III_ Quelques propositions

Au terme de ce parcours analytique, les limites du programme de français, surtout en


ce qui concerne son document d’accompagnement, nous invitent à faire quelques
recommandations. Incomplets, ces documents doivent être étoffés, rééquilibrés et remaniés.
Tout d’abord, se présentant comme un travail qui fait le tour des genres, il conviendrait
d’ajouter une séquence sur la poésie. Dès lors, il faudra identifier un ou des thèmes,
établir un corpus de textes poétiques puis en proposer des études ; en tenant compte bien
sûr, des exigences et des finalités du programme. A titre d’exemple on pourra construire une
séquence sur le thème de la « Caraïbe ».

En ce qui a trait aux séquences déjà élaborées, il serait judicieux de rééquilibrer ce qui
s’avère nécessaire. Dans le cas du conte (séquence I ; DA, 5-44), on pourrait réduire le
pourcentage d’extraits attribués à Ovide au profit de contes antillais et africains sur le
même thème ou sur d’autres. Quant à la séquence consacrée à la nouvelle, d’autres
thèmes devront être choisis pour constituer un corpus plus représentatif de l’évolution de ce
genre dans les aires haïtienne, française et francophone.

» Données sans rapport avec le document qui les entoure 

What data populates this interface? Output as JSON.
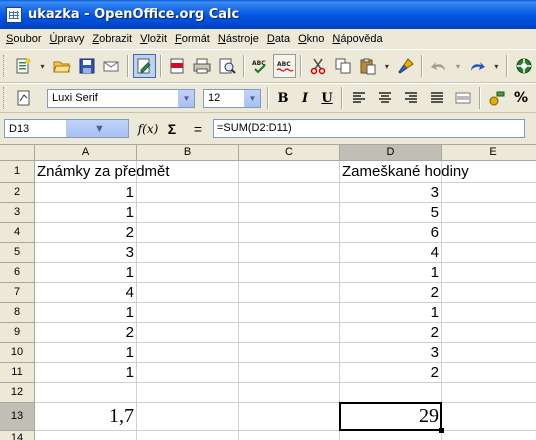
{
  "window": {
    "title": "ukazka - OpenOffice.org Calc"
  },
  "menu": [
    {
      "label": "Soubor",
      "accel": "S",
      "rest": "oubor"
    },
    {
      "label": "Úpravy",
      "accel": "Ú",
      "rest": "pravy"
    },
    {
      "label": "Zobrazit",
      "accel": "Z",
      "rest": "obrazit"
    },
    {
      "label": "Vložit",
      "accel": "V",
      "rest": "ložit"
    },
    {
      "label": "Formát",
      "accel": "F",
      "rest": "ormát"
    },
    {
      "label": "Nástroje",
      "accel": "N",
      "rest": "ástroje"
    },
    {
      "label": "Data",
      "accel": "D",
      "rest": "ata"
    },
    {
      "label": "Okno",
      "accel": "O",
      "rest": "kno"
    },
    {
      "label": "Nápověda",
      "accel": "N",
      "rest": "ápověda"
    }
  ],
  "formatting": {
    "font_name": "Luxi Serif",
    "font_size": "12",
    "bold_label": "B",
    "italic_label": "I",
    "underline_label": "U",
    "percent_label": "%"
  },
  "formula_bar": {
    "cell_ref": "D13",
    "fx_label": "f(x)",
    "sigma_label": "Σ",
    "equals_label": "=",
    "formula": "=SUM(D2:D11)"
  },
  "sheet": {
    "columns": [
      "A",
      "B",
      "C",
      "D",
      "E"
    ],
    "active_column": "D",
    "active_row": "13",
    "rows": [
      {
        "n": "1",
        "a": "Známky za předmět",
        "d": "Zameškané hodiny"
      },
      {
        "n": "2",
        "a": "1",
        "d": "3"
      },
      {
        "n": "3",
        "a": "1",
        "d": "5"
      },
      {
        "n": "4",
        "a": "2",
        "d": "6"
      },
      {
        "n": "5",
        "a": "3",
        "d": "4"
      },
      {
        "n": "6",
        "a": "1",
        "d": "1"
      },
      {
        "n": "7",
        "a": "4",
        "d": "2"
      },
      {
        "n": "8",
        "a": "1",
        "d": "1"
      },
      {
        "n": "9",
        "a": "2",
        "d": "2"
      },
      {
        "n": "10",
        "a": "1",
        "d": "3"
      },
      {
        "n": "11",
        "a": "1",
        "d": "2"
      },
      {
        "n": "12",
        "a": "",
        "d": ""
      },
      {
        "n": "13",
        "a": "1,7",
        "d": "29"
      },
      {
        "n": "14",
        "a": "",
        "d": ""
      }
    ]
  }
}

Du fait de son importance dans la
littérature nouvellistique, le « fantastique » peut se révéler d’un grand intérêt, à ce
propos.

La séquence, consacrée au théâtre, doit être élargie à d’autres genres


théâtraux (tragi-comédie, des courants théâtraux contemporains), ne serait-ce qu’à
titre optionnel. Là aussi, il faudra de nombreuses recherches pour mieux organiser la
séquence en question. Ce travail peut à la rigueur être renforcé par une sérieuse
recherche iconographique relative aux domaines haïtien et caribéen, dans la
perspective même du décloisonnement préconisé. Dès lors, on s’attachera à réunir gravures,
dessins, tableaux et sculptures qu’on soumettra à l’analyse. Etudes de texte et d’iconographie
en écho enrichiraient davantage l’apprentissage.